The insurer sought reconsideration of the Tribunal’s decision that the claimant’s failure to include a police report was not fatal to his application to the Motor Vehicle Accident Claims Fund. Executive Chair Lamoureux upheld the Tribunal’s decision. Despite an application being incomplete, section 32 triggered the insurer’s responsibility to determine whether a benefit was payable. Executive Chair Lamoureux referred to legislation and jurisprudence regarding priority disputes when concluding that applications could be considered complete if they were functionally adequate for their legislated purpose. Executive Chair Lamoureux further held that the insurer was precluded from taking the position that the MIG applied and that the disputed treatment plans were automatically payable. However, the claimant’s application for NEBs was dismissed for a lack of evidence establishing entitlement.

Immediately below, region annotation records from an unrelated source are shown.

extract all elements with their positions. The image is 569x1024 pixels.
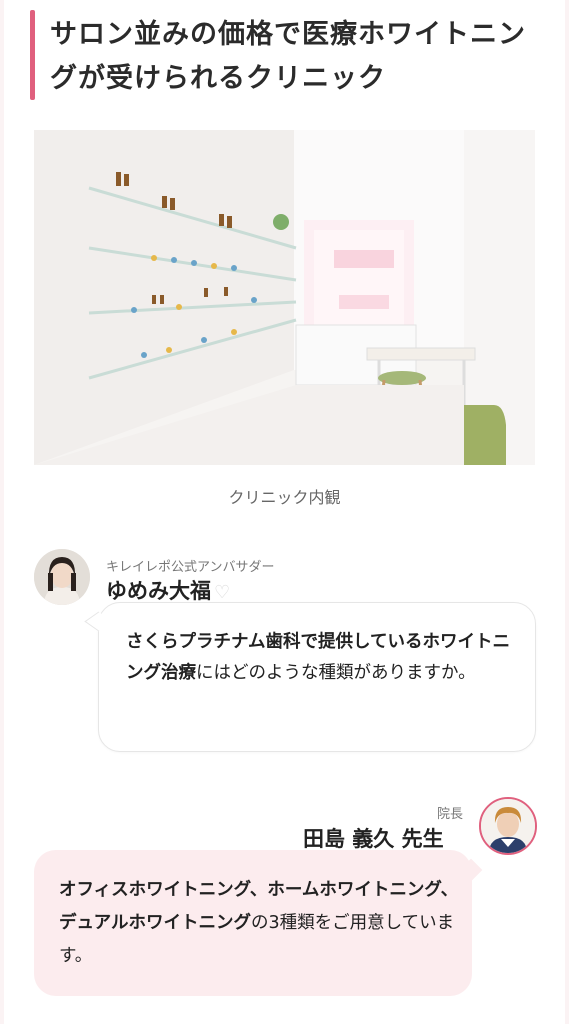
photo-caption: クリニック内観 [228,488,341,507]
doctor-role: 院長 [437,807,464,822]
question-text-rest: にはどのような種類がありますか。 [196,663,476,683]
ambassador-name: ゆめみ大福 ♡ [106,575,230,605]
section-heading: サロン並みの価格で医療ホワイトニングが受けられるクリニック [30,10,544,102]
person-avatar-icon [481,799,535,853]
heading-accent-bar [30,10,35,100]
question-bubble: さくらプラチナム歯科で提供しているホワイトニング治療にはどのような種類があります… [98,602,536,752]
answer-text: オフィスホワイトニング、ホームホワイトニング、デュアルホワイトニングの3種類をご… [59,874,459,973]
person-avatar-icon [34,549,90,605]
ambassador-name-text: ゆめみ大福 [106,579,211,603]
heart-icon: ♡ [214,582,231,603]
clinic-illustration [34,130,535,465]
answer-bubble: オフィスホワイトニング、ホームホワイトニング、デュアルホワイトニングの3種類をご… [34,850,472,996]
ambassador-avatar [34,549,90,605]
clinic-interior-photo [34,130,535,465]
heading-title: サロン並みの価格で医療ホワイトニングが受けられるクリニック [50,19,526,94]
doctor-name: 田島 義久 先生 [303,827,444,851]
ambassador-role: キレイレポ公式アンバサダー [106,560,275,575]
doctor-avatar [479,797,537,855]
question-text: さくらプラチナム歯科で提供しているホワイトニング治療にはどのような種類があります… [126,627,518,689]
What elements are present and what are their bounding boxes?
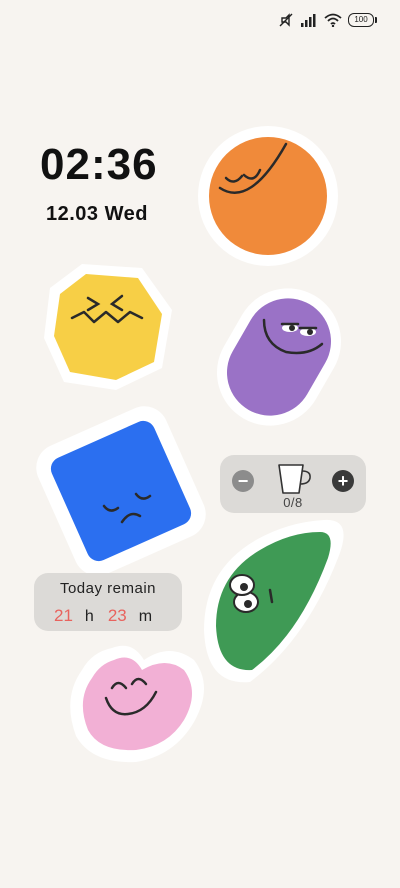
purple-pill-sticker[interactable]: [204, 282, 354, 432]
remain-hours-unit: h: [84, 608, 94, 625]
today-remain-time: 21 h 23 m: [54, 606, 166, 626]
remain-minutes: 23: [107, 606, 127, 625]
wifi-icon: [324, 13, 342, 27]
orange-circle-sticker[interactable]: [190, 118, 346, 274]
green-half-circle-sticker[interactable]: [196, 510, 356, 692]
pink-heart-sticker[interactable]: [62, 632, 214, 768]
clock-time: 02:36: [40, 140, 158, 189]
mute-vibrate-icon: [279, 13, 293, 27]
signal-icon: [301, 14, 316, 27]
water-increase-button[interactable]: +: [332, 470, 354, 492]
water-tracker-widget: − 0/8 +: [220, 455, 366, 513]
remain-minutes-unit: m: [138, 608, 153, 625]
blue-square-sticker[interactable]: [36, 406, 206, 576]
cup-icon: [278, 464, 311, 494]
water-count: 0/8: [283, 495, 303, 510]
today-remain-widget: Today remain 21 h 23 m: [34, 573, 182, 631]
battery-indicator: 100: [348, 13, 377, 27]
today-remain-title: Today remain: [59, 580, 157, 597]
yellow-octagon-sticker[interactable]: [38, 258, 178, 398]
remain-hours: 21: [54, 606, 73, 625]
clock-date: 12.03 Wed: [46, 203, 148, 225]
status-bar: 100: [278, 10, 377, 30]
water-decrease-button[interactable]: −: [232, 470, 254, 492]
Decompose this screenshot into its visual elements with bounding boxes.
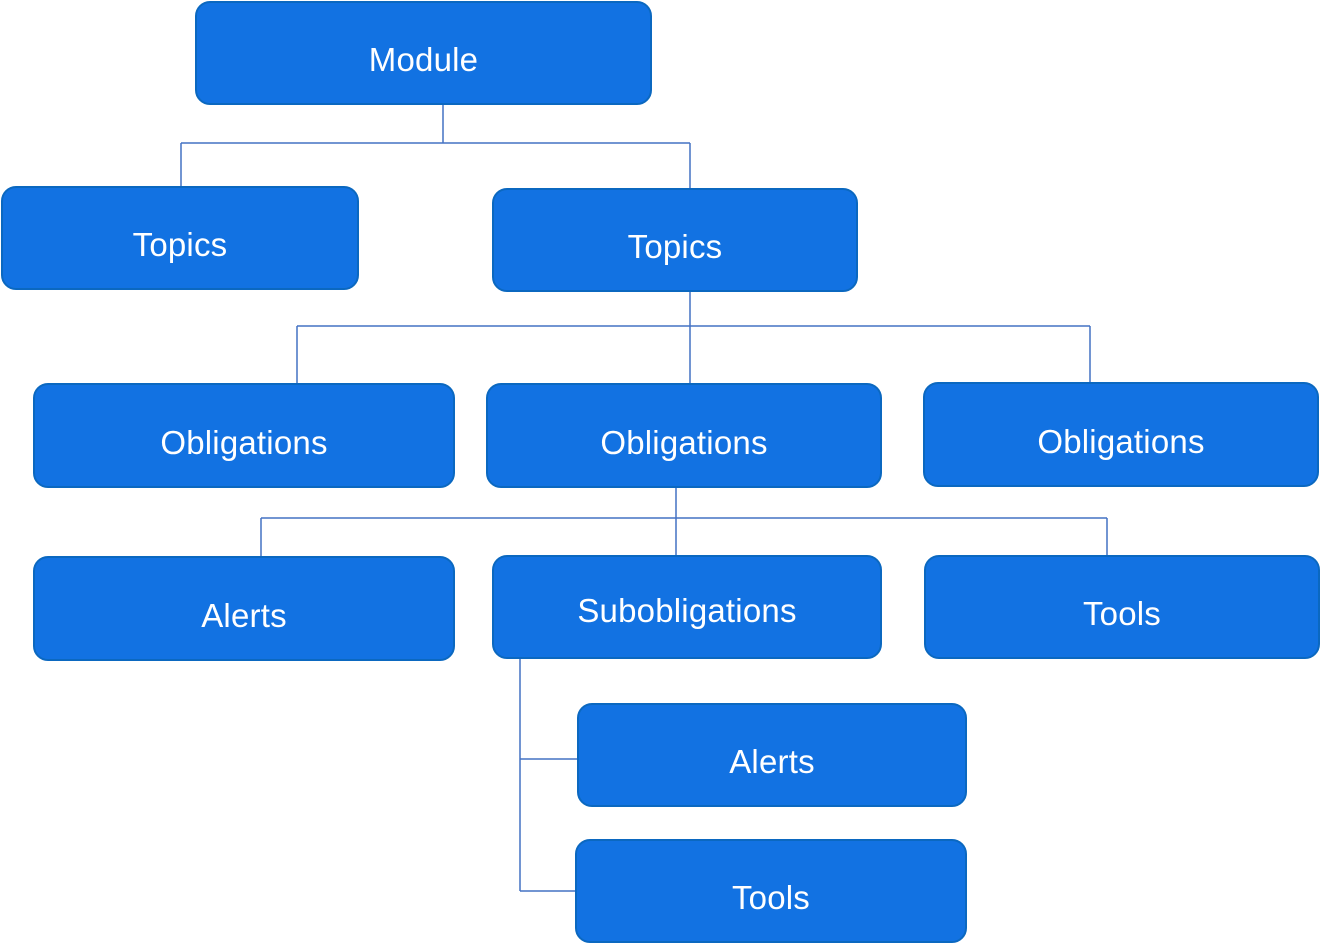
connector-topics-to-obligations — [296, 292, 1091, 383]
node-alerts-1[interactable]: Alerts — [33, 556, 455, 661]
node-tools-2[interactable]: Tools — [575, 839, 967, 943]
node-label: Topics — [627, 228, 723, 265]
node-tools-1[interactable]: Tools — [924, 555, 1320, 659]
node-topics-1[interactable]: Topics — [1, 186, 359, 290]
node-label: Alerts — [201, 596, 287, 634]
node-label: Obligations — [1037, 422, 1205, 460]
node-obligations-3[interactable]: Obligations — [923, 382, 1319, 487]
node-topics-2[interactable]: Topics — [492, 188, 858, 292]
node-obligations-1[interactable]: Obligations — [33, 383, 455, 488]
node-subobligations[interactable]: Subobligations — [492, 555, 882, 659]
node-label: Alerts — [729, 743, 815, 780]
node-label: Module — [368, 41, 479, 78]
node-module[interactable]: Module — [195, 1, 652, 105]
connector-subobligations-to-children — [519, 659, 577, 892]
node-label: Obligations — [600, 423, 768, 461]
node-label: Topics — [132, 226, 228, 263]
connector-obligations-to-children — [260, 488, 1108, 556]
node-alerts-2[interactable]: Alerts — [577, 703, 967, 807]
connector-module-to-topics — [180, 105, 691, 188]
node-label: Subobligations — [577, 592, 797, 629]
node-label: Obligations — [160, 423, 328, 461]
node-obligations-2[interactable]: Obligations — [486, 383, 882, 488]
node-label: Tools — [731, 879, 811, 916]
node-label: Tools — [1082, 595, 1162, 632]
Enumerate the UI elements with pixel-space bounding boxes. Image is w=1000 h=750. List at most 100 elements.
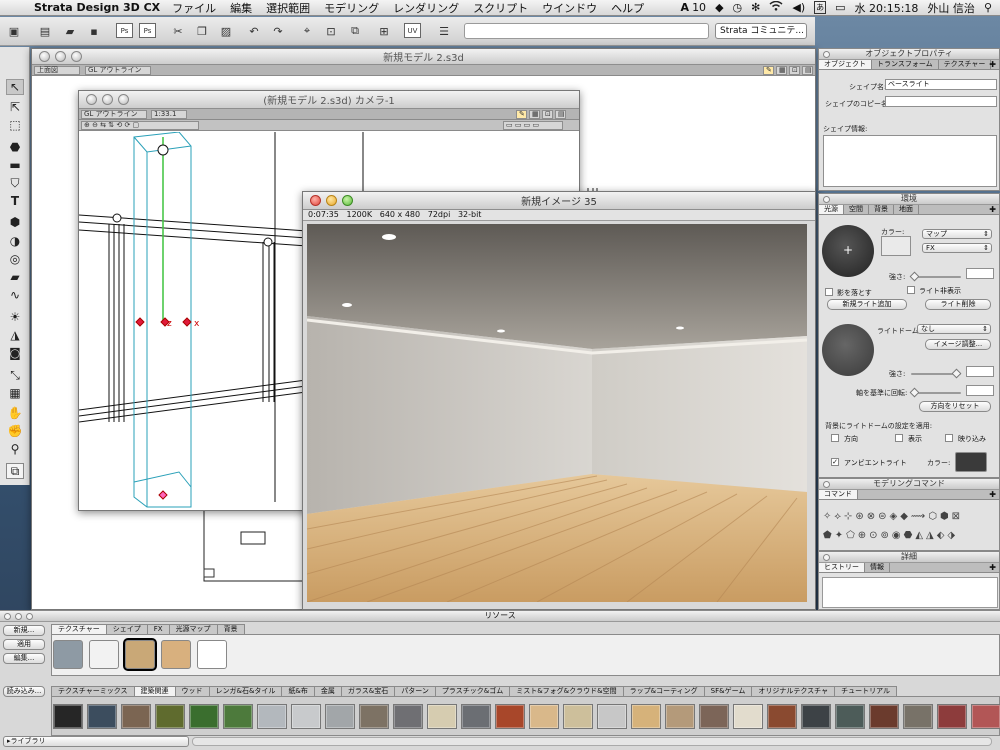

The claimant first applied for accident benefits five and a half years after the accident. The insurer did not indicate that the claim was being denied due to its lateness. Once a LAT application was filed, the insurer argued that the claimant was not entitled to claim accident benefits because of the delay in application. Adjudicator Kershaw held that the insurer could not rely upon the late application argument because it had not communicated that position to the claimant from the time she first applied. In terms of the benefits in dispute, the claimant was removed from the MIG due to non-compliance with section 38, and a physio treatment plan was awarded. A psychological treatment plan was denied because the claimant provided no evidence of ongoing psychological injury.
The insurer raised two preliminary issues in advance of a hearing. The first issue was whether the claimant was prevented from appealing the insurer’s refusal to pay a number of claims because she failed to commence her appeal within two years of the date her claims for benefits was denied. Adjudicator Ferguson held that the claimant was prevented from appealing one claim but that the remaining four at issue could proceed. The parties agreed that the claimant’s appeal was filed more than two years after the dates that the insurer notified her of its refusal to pay the disputed benefits; however all but one of the denials failed to provide the claimant clear and unequivocal notice that it denied her claims and why. The second issue was whether the claimant was prevented from appealing two specific claims because she failed to submit those claims to the insurer within the time limits prescribed by the Schedule. Adjudicator Ferguson held that the claimant was prevented from appealing both denials at issue. Adjudicator Ferguson rejected the claimant’s explanations for failing to comply with the s. 32 timelines for making claims for lack of credibility.
The claimant sought entitlement to a number of medical benefits. In addition to a MIG position, the insurer asserted that the claimant was barred from bringing a claim as notice to claim accident benefits was not provided within seven days (or reasonably thereafter) of the MVA, pursuant to sections 32 and 55. Adjudicator S.F. Mather reviewed the circumstances leading up to the claimant providing an application for accident benefits and determined that the claimant gave adequate notice to the insurer “as soon as practicable in the circumstance.” The claims were heard on the merits, and Adjudicator Mather determined that the Notice letters of the insurer were insufficient on several grounds. Accordingly, the insurer was barred from taking a MIG position. Each treatment plan was reviewed on the merits and half, mostly dealing with physical therapy, were considered reasonable and necessary. Those treatment plans were found payable, while the remaining claims were dismissed as either being not reasonable or a duplication.